Additive-Effect Assisted Learning
Jiawei Zhang, Yuhong Yang, Jie Ding
TL;DR
AE-AL addresses decentralized learning when partners hold undisclosed covariates and communication is costly. It introduces a two-stage framework: a privacy-preserving screening stage using a Wald-type test with sketchy data, followed by an iterative training stage where two parties exchange linear combinations of covariates to obtain an oracle-equivalent model with exponentially fast convergence in transmission rounds. The approach applies to generalized linear models under standard regularity conditions, with theoretical guarantees for the screening statistic and the asymptotic normality of the AE-AL estimator, and it demonstrates superior convergence speed and robustness in simulations and real-data tasks. The practical impact lies in enabling privacy-aware, communication-efficient collaboration across institutions or devices while retaining near-centralized predictive performance.
Abstract
It is quite popular nowadays for researchers and data analysts holding different datasets to seek assistance from each other to enhance their modeling performance. We consider a scenario where different learners hold datasets with potentially distinct variables, and their observations can be aligned by a nonprivate identifier. Their collaboration faces the following difficulties: First, learners may need to keep data values or even variable names undisclosed due to, e.g., commercial interest or privacy regulations; second, there are restrictions on the number of transmission rounds between them due to e.g., communication costs.
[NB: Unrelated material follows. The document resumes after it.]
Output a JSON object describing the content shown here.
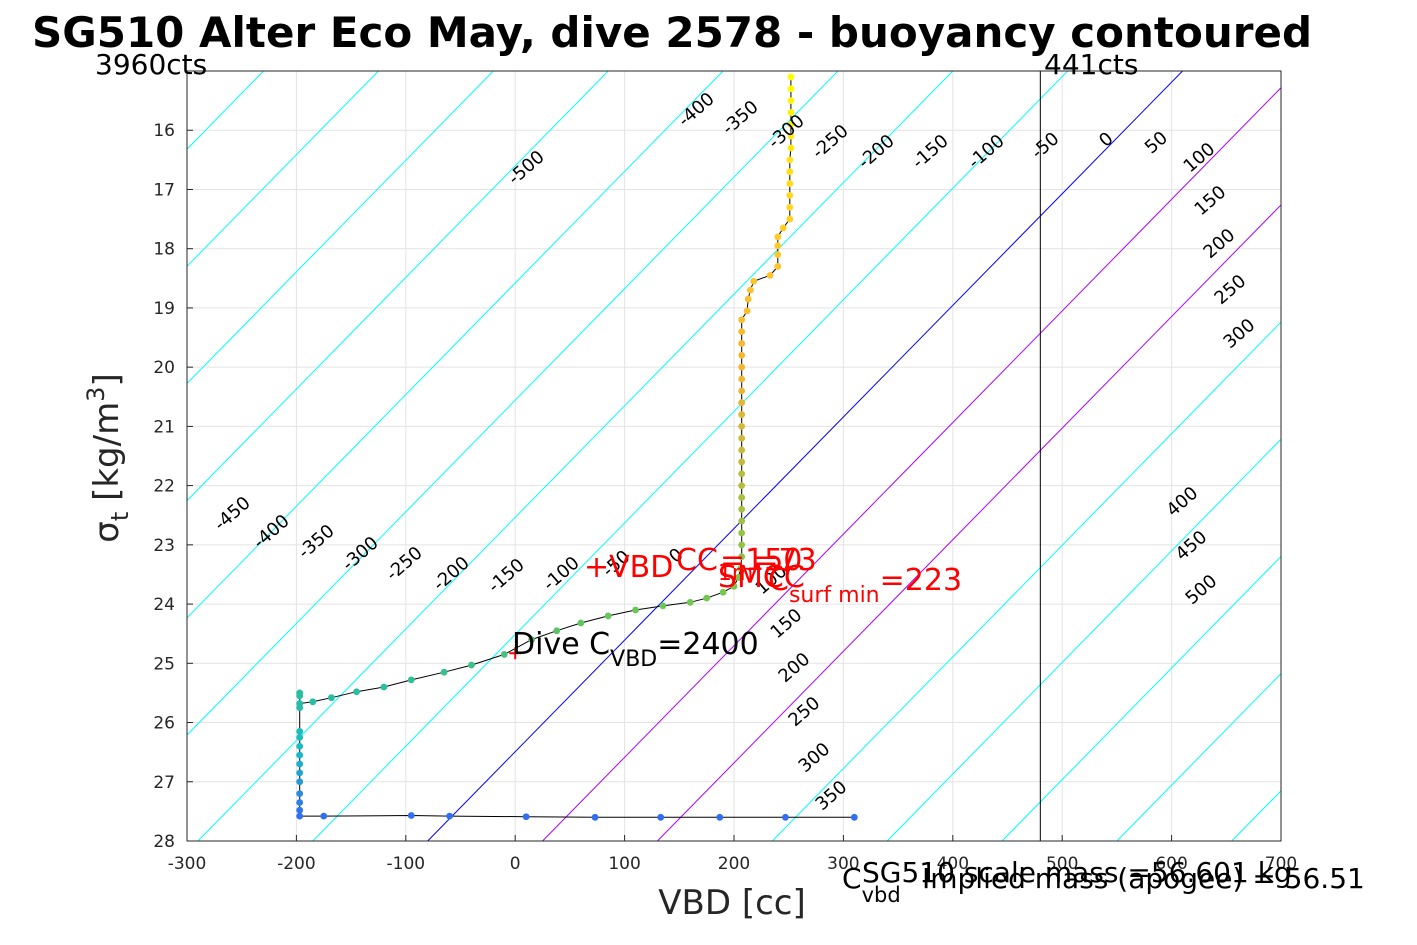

To address these challenges, we develop a two-stage assisted learning architecture for an agent, Alice, to seek assistance from another agent, Bob. In the first stage, we propose a privacy-aware hypothesis testing-based screening method for Alice to decide on the usefulness of the data from Bob, in a way that only requires Bob to transmit sketchy data. Once Alice recognizes Bob's usefulness, Alice and Bob move to the second stage, where they jointly apply a synergistic iterative model training procedure. With limited transmissions of summary statistics, we show that Alice can achieve the oracle performance as if the training were from centralized data, both theoretically and numerically.